Tuesday, April 27, 2004

Early Morning Love

I kept stopping at work today and thinking back on this morning.

The dark, getting-cold, early hours of an Autumn morning.

I stretch out under the doona, vaginal dilator held snugly between my thighs, the cold retreating, the warmth seeping in - slowly. I drift off into a cat sleep, alert to time, not letting myself lose myself into too deep a sleep, not letting myself be late for work.

I stir and wake, aware of a warm presence along my long flank. I turn my head; the soft, cold light dimly picks out an untidy desk and clothes draped over chairs.

Next to me, very, very close, is my darling Alex, my heat-seeking missile, nuzzling, as close as he can get, some primordial female source of warmth and softness and safety. Quietly, I send out soft, gentle waves of love to lap around his dear head. He is lying on his belly, hands tucked under his chin like a little animal asleep on its paws.

Oh!
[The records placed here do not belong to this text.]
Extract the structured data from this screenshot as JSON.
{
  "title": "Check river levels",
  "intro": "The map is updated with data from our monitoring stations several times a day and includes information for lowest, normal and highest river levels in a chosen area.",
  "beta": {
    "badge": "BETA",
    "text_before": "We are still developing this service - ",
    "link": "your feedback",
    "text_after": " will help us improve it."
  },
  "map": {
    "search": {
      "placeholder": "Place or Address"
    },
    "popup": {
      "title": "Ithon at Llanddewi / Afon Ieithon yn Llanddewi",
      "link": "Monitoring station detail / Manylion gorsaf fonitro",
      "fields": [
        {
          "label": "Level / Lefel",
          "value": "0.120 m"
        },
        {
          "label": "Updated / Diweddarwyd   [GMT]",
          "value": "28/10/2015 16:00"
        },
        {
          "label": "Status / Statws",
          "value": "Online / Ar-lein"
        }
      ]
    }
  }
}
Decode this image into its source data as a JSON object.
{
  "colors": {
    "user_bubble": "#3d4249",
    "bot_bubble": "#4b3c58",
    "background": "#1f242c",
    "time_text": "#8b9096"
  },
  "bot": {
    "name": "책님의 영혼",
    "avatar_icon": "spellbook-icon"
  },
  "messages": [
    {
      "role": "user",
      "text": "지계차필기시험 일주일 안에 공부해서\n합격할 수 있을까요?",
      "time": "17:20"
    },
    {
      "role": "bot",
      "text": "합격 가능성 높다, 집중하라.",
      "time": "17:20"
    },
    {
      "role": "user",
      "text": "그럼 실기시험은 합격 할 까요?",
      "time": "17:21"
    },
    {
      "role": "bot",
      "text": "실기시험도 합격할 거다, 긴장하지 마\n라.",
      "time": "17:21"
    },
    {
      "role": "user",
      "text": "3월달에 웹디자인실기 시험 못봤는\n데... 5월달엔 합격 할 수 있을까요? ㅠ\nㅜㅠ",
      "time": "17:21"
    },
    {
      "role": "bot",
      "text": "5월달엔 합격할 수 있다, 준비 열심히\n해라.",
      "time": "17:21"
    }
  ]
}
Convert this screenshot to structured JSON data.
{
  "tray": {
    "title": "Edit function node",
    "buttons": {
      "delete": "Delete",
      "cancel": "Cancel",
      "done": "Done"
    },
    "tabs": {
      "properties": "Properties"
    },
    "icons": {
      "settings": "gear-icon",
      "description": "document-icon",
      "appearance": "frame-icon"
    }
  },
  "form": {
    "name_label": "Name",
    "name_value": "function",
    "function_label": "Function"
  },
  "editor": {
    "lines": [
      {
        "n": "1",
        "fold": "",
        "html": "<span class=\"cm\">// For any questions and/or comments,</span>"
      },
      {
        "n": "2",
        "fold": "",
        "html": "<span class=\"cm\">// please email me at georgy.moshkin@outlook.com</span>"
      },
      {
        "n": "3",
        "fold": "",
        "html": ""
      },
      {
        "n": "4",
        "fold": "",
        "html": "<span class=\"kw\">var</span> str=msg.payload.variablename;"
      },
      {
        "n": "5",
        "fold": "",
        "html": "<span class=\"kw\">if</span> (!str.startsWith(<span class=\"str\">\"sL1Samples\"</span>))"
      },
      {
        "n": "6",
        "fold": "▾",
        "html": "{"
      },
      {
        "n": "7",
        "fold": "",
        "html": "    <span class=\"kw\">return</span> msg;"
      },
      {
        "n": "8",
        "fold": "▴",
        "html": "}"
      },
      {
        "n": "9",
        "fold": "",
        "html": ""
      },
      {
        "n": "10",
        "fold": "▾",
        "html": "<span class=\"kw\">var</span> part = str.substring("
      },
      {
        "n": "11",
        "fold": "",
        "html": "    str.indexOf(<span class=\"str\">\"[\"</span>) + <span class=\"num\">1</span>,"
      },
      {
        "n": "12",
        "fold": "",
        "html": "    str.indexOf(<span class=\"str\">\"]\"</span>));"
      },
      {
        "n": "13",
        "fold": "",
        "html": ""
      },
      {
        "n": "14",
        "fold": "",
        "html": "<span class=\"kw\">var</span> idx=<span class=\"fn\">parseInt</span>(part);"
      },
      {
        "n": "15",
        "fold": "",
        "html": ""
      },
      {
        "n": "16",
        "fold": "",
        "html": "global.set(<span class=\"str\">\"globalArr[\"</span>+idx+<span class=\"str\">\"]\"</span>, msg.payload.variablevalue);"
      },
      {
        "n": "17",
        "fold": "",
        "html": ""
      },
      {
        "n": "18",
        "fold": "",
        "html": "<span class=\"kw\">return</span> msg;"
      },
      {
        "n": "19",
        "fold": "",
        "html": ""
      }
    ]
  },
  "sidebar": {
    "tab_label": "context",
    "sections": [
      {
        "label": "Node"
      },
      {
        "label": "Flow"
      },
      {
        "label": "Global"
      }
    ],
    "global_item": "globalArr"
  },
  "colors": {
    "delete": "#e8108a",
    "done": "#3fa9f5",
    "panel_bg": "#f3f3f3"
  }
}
Goddess! That I may never have to leave here, leave now!

I would cling to him like a koala backpack to a schoolchild. Holding his playlunch like I hold my heart for him. Hugging him tight with my furry straps as he builds dubious dams of bright orange clay in rain-rushing gullies. Tonight I would smell of overripe banana and schoolboy and his mother would stuff his shoes with newspaper.

I do feel blessed...and loved, dearly, oh! so dearly!